Bunter Anfang in Batumi
Am 23. Juni und damit rechtzeitig vor dem Halbfinale Türkei gegen Deutschland fahren wir bei Sarpi über die Grenze nach Georgien. Die Route entlang der türkischen Schwarzmeerküste war eine gute Entscheidung. Wir hatten eine schöne Zeit bei den Türken, die uns immer sehr offenherzig und hilfsbereit begegnet sind. Viele von ihnen sprechen (etwas) deutsch und lieben „Almanya”.
Am baulich stark vernachlässigten Grenzübergang auf türkischer Seite ist ziemlich viel Verkehr. Es gibt aber keine Komplikationen. Am ersten Schalter bzw. Container mit der Aufschrift „Police – Pass Control“ drängelt sich eine Traube verschwitzter und aufgeregter Menschen, die alle gleichzeitig versuchen, ihren Pass durch die kleine Luke zu drücken, hinter der zwei Polizisten äußerst stressresistent die Pässe abstempeln. Wir haben keine Wahl und drängeln und schwitzen mit. Am letzten der insgesamt vier türkischen Grenzschalter verabschieden uns die Beamten noch bester Laune und voller Vorfreude auf das kommende Fußballspiel. Ein paar Tage später wissen wir: Wir haben mit der Ausreise nach Georgien alles richtig gemacht, denn hierzulande wurde der Sieg der Mannschaft um Star „Ballacki“ kräftig bejubelt.
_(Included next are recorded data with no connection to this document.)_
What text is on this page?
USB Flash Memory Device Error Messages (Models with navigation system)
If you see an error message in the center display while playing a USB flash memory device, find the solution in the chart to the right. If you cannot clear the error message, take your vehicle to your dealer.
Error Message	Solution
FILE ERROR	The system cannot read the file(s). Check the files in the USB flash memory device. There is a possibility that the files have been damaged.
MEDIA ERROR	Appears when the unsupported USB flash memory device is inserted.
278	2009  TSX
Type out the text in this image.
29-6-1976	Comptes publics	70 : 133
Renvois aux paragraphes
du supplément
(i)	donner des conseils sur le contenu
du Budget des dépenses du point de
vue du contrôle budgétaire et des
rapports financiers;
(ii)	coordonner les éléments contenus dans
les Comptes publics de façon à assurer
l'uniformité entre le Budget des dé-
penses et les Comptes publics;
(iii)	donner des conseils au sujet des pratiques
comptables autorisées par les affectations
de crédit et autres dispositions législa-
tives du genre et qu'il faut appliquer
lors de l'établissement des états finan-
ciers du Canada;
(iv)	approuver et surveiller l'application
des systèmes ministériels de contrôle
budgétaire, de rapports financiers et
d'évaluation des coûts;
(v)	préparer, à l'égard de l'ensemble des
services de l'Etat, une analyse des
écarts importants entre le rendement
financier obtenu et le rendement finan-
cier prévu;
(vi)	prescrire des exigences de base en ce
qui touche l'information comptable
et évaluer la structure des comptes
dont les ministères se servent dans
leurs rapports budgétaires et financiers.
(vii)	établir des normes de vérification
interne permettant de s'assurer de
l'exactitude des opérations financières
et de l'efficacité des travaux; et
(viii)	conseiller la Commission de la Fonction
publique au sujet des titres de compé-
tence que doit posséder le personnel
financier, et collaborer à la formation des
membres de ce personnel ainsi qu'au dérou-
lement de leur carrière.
Von der türkischen Grenze bis nach Batumi ist es nur eine halbe Stunde Fahrt. Die georgischen Kühe sind noch cooler als ihre türkischen Verwandten und pennen hier in aller Ruhe mitten auf der Fernstraße, als wären sie taub und blind. Durchgeschwitzt bei etwa 35 Grad kommen wir im Zentrum von Batumi an und quartieren uns im kleinen Hotel Lavro ein. Schnell sind wir wieder umringt von neugierigen Männern, die uns beim Entladen der MZ zusehen und Micha dabei ausfragen. Leider hat die Stadt an diesem Tag kein Leitungswasser, aber zum Glück improvisiert der Hotelbesitzer abends mit einer kleinen Pumpe und wir gehen nach dem Abendessen am Hafen halbwegs sauber ins Bett. Nach dem Ausschlafen packen wir die Kamera ein und schlendern am nächsten Morgen durch die morbiden, charmanten, bunten Straßen. Hier gibt es keine modernen Supermärkte, sondern viele kleine Tante-Emma- und Obst-Gemüse-Läden. Manchmal dient die Garage oder der Hofdurchgang als Verkaufsstand für Schuhe oder Sonstiges. Zum späten Frühstück probieren wir in einem kleinen Café die regionale Spezialität: Katschapuri. Das ist ein Teigboot mit einer Art Fetakäse gefüllt, in das kurz vor dem Fertigbacken noch ein Ei geschlagen wird. Es hat ganz gut geschmeckt und lange satt gemacht.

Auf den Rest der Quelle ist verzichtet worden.